In its bid to recover forest land in the Asola Wildlife Sanctuary from encroachments, the State Forest Department’s demolition drive targeted Khasra numbers 1309 and 1310 on Monday. The drive that has entered its second week here has since April 21 razed an 11-feet high compound wall to the floor, slapped notices on various illegal farmhouses and has earth-moving machines working round the clock.
Deputy Conservator of Forests and Tree Officer (South) Nisheeth Saxena, who supervised the demolition on Monday evening, said the department will soon take possession of built-up area inside the premises. “The time given to the farmhouse owners will depend on how long it takes us to construct walls to demarcate forest land. The built-up area will come under our possession and we will decide whether to demolish it or not. Most probably it will be demolished since we want to preserve the green area and improve the habitat.”
Mr. Saxena said the drive will continue to reclaim notified reserved forest land across Asola, Bhatti and Maidan Garhi. “The issue is that some people have taken excess land than that has been allotted to them and in some cases khasra documents are available for land not where people are actually residing but for different plots,” he added.

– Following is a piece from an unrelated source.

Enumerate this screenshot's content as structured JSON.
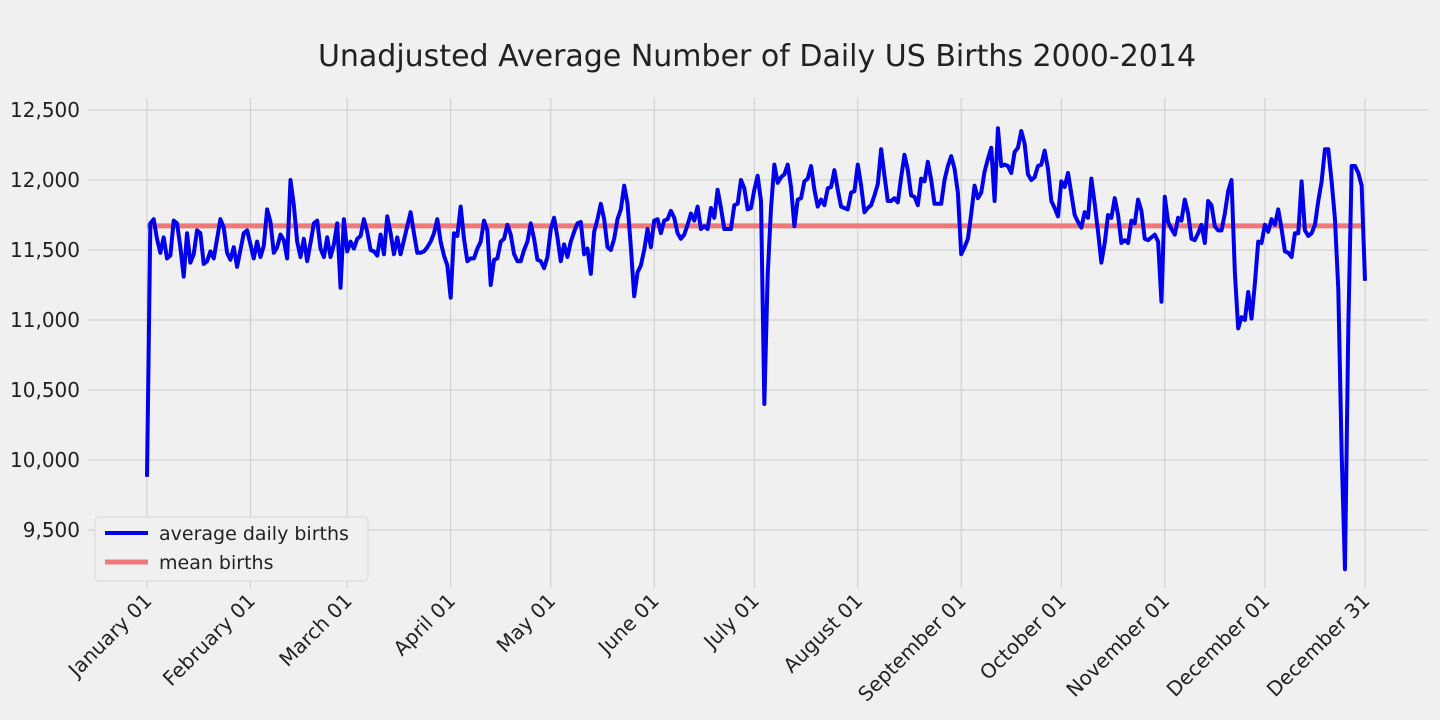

The two khasra numbers that were reclaimed on Monday fell inside the 3-acre Gupta Farms and the demolition drive prompted owner Vijay Gupta to show up at his property mid-afternoon. “The Forest Department had earlier taken back some of my land from the side and the back of my plot,” he told The Hindu. “Now, they are claiming more of it is forest land. For 25 years we have had this plot and the forest is beyond the limits of our farm so I don’t know what is going on,” he said. It was through his watchman that Mr. Gupta, a Vivek Vihar resident, came to know about the drive.
Surrounding Gupta Farms were other plots that had been targets in the past week. These included a sprawling 4-acre property whose compound walls were completely destroyed. Outside a farmhouse named Vingo was a notice pasted by the Forest Department informing the occupant that khasra number 1677 was notified forest land. The watchman of this property said the occupants resided in Maharani Bagh.
The National Green Tribunal in July 2013 said “an unmanageable situation” was sprouting in Delhi, with construction taking place across protected land and no clear demarcation of which region falls under the protected Ridge forest. The State Forest Department created 14 digitised maps of the area to identify land that is notified forest land.